If you use enough Rc<RefCell<T>>, does rust become a garbage collected language?

As I understand it, Rf<RefCell<T>> is a wrapper that makes the object survive until all references to it are dropped, just like many garbage collected languages do for all objects. I really like rust's semantics, but sometimes dealing with all the manual memory management stuff can get frustrating, especially when my code isn't performance sensitive at all. If I created a language that was exactly like rust except that you don't specify any ownership information, and it was "compiled" to rust by wrapping everything in Rc<RefCell<>>` until the borrow checker was happy, would that work?

1 Like

That's essentially what Swift does with automatic reference counting instead of a sweeping garbage collector.

1 Like

This is basically gluon.

1 Like

It looks like gluon is a functional language implemented in rust, which isn't really what I was asking.
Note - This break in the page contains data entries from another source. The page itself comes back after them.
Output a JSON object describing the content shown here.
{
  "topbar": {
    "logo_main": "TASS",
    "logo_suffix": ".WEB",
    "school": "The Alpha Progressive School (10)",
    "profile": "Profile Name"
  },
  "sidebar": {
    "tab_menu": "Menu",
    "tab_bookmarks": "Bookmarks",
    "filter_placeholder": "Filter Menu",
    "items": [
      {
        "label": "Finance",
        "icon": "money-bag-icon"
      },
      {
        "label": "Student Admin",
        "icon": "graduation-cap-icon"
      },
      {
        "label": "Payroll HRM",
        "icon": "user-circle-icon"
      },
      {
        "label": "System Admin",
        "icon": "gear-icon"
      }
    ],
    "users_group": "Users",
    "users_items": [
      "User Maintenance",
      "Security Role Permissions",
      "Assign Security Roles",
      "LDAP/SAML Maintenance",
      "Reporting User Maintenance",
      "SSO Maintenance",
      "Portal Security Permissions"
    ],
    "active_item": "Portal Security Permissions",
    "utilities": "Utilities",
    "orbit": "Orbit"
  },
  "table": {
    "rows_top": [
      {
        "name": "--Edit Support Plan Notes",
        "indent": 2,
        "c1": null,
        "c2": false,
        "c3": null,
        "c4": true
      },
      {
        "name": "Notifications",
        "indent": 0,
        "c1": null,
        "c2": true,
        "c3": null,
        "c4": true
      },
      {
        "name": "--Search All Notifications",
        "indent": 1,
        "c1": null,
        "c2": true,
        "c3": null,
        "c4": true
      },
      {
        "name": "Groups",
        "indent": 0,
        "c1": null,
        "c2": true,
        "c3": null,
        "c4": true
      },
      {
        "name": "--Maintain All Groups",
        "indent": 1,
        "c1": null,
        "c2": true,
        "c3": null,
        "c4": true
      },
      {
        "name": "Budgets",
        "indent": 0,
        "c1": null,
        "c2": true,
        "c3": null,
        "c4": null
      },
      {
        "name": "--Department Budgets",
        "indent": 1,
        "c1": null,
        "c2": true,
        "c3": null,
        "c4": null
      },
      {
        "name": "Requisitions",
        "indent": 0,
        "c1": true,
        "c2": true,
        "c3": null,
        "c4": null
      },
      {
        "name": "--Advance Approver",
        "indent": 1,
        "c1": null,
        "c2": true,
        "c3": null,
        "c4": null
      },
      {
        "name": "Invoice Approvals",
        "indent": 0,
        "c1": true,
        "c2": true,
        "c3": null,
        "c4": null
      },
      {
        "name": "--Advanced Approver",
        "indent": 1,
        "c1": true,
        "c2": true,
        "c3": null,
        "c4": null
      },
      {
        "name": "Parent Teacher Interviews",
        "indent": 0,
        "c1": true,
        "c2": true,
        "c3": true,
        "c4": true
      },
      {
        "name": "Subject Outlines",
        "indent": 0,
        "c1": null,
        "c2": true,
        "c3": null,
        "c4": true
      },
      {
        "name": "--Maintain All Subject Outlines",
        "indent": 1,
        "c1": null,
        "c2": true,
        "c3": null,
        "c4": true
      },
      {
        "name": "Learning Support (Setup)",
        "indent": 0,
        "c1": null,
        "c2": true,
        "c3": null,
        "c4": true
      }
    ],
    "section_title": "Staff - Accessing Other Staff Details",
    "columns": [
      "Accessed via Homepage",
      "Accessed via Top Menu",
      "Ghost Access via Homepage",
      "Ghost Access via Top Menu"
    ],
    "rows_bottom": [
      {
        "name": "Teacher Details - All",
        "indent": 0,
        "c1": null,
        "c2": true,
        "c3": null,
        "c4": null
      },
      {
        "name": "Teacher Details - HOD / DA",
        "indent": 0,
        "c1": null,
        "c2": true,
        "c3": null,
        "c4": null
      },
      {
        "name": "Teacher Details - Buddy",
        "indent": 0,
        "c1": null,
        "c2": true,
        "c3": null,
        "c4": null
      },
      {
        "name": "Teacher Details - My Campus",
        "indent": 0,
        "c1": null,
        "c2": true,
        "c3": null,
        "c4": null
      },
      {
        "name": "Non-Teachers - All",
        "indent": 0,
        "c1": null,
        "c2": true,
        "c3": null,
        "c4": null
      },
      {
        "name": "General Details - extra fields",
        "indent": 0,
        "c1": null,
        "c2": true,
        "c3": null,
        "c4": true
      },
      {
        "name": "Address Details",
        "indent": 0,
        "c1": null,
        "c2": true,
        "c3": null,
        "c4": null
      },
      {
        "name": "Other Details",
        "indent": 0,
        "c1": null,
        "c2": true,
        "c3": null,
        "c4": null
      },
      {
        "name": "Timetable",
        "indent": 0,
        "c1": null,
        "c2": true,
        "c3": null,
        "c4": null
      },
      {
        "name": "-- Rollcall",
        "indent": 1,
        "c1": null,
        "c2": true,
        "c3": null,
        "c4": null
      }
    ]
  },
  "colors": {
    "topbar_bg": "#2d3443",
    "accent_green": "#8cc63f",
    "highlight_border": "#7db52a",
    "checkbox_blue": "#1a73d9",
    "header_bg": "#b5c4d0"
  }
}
I was wondering whether adding implicit Rc wrappers to structs would be sufficient to turn it into a garbage collected language, not about using rust to create a new language from scratch.

The lack of cycle collection means that you still need to think about ownership when using Rc and Arc in any complicated cases. There are some external crates with cycle collectors or other "real" garbage collectors.

7 Likes

I understand, but I was just pointing out that there are already somewhat Rust-like, statically-typed GC languages.

No. That would be insufficient and yet radically different from a traditional GC language for a number of reasons:

  • Reference counting can't detect cycles in itself. Merely adding Rc blindly all over the place would likely cause the code to leak.
  • Idiomatic RAII code that previously relied on the borrow checker would cease to work. The prime example is lock guards. Currently, locking a Mutex returns a guard object that derefs to the protected object and has an appropriate lifetime, so the borrow checker errors if you try to use it for too long. With an implicit Rc around MutexGuard, this would still be technically true, but it would now be a lot easier to accidentally keep a copy of the guard around, resulting in mysterious live-locks.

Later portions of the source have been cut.